The battle of the heat lamp has been a long-disputed topic for chicken enthusiasts. Some claim having a winter heat lamp in the coop not only keeps hens warm, but also increases egg production. Others deem heat lamps unnecessary and dangerous.
There is no doubt about it, heat lamps can be very dangerous. It doesn’t take much for a chicken to accidentally fly up and bump the lamp, or a tiny speck of shavings or dust to quickly ignite. Every year, there are horror stories of heat lamps causing coops to go up in flames, leaving no survivors.
- Warmer, drier coop and chickens
- Prevents eggs in nest boxes from freezing
- May slightly increase egg production
- HIGHLY DANGEROUS
- Chicken will become less hardy, disrupting natural internal rhythms and changes.
- Fire, fire, fire!
Backyard chicken owners love their birds, and only want the best for their comfort and safety. The mistake we make is forgetting chickens have different comfort levels then humans. Chickens are extremely resilient, hardy creatures that tolerate cold temperatures much better than us. A chicken’s natural body temperature rests around 106 degrees F. When roosting, they sit on their feet, covering their toes with warm feathers, and fluffing up to encapsulate their body heat.
If you do these three things, you will feel less inclined to use a winter heat lamp.
1. Choose your chicken breeds wisely.
When selecting a new breed of chicken for your homestead, you should read up on their hardiness. Hoover’s includes a description of each breed and whether it is cold hardy or heat tolerant. Cold hardy breeds will fair much better in cold, northern states. They often have been bred with more insulating feathers and a more rotund body build. Chickens molt during the fall, then grow new feathers in preparation for winter. These new feathers are designed to keep them as warm as possible.
2.Ensure your coop is well insulated. (but not stuffy)
A heat lamp will never be necessary if your coop is well insulated and kept free from drafts. A little ventilation is good, but not full blown wind getting inside the coop. When chickens breathe, they release moisture into the coop. When temperatures get below freezing, it is actually the frozen moisture that causes frostbite on combs and feet.
A coop needs to have clean, dry bedding and roosting perches off the ground. This is where the chickens will sleep and huddle together on cold nights. The best bedding is pine shavings. Try to build up bedding around the perimeter of the floor to block drafty holes. Avoid using hay as it can grow mold in moist, wet winters. If your coop is in good order, chickens will be fine without a lamp. Even if it is snowing and blowing outside, your chickens will be cozy inside. They should be able to get out at any time if they choose to do so.

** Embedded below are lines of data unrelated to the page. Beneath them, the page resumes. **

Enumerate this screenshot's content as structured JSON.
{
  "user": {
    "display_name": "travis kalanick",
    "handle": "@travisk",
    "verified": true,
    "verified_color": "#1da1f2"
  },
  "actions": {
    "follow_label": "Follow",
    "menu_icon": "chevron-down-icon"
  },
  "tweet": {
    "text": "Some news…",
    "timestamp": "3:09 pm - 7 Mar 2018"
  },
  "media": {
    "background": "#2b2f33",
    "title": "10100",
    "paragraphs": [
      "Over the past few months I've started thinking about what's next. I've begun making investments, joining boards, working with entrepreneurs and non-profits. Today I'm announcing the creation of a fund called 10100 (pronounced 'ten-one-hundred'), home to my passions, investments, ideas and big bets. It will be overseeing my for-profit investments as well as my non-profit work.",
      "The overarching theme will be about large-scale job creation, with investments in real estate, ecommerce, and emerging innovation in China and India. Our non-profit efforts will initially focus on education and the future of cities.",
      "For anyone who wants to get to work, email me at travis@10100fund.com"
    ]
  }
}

If you have a window in your coop, make sure it stays only partly open to allow for ventilation, decreasing moisture.
3. Provide extra calories.
Giving your chickens extra treats high in protein and healthy fats boosts their metabolism, helping them stay warmer longer. Some such “extras” include black sunflower seeds, whole corn, crimped oats, and small amounts of canned tuna. Try giving these beneficial foods a couple hours before their bedtime to get their bodies producing extra heat for the cold nights.
A winter heat lamp is a risk you should probably avoid.
Chickens are well adapted to surviving and thriving in the cold, and most concerns during winter can be remedied by having cold hardy breeds, having an insulated coop, and adding calories to their diet.
I live in Alabama, so I have never used a heat lamp. In fact, some nights, my girls decide to sleep on the roost in the run instead of the coop! It’s up to you to make the best decision for your flock!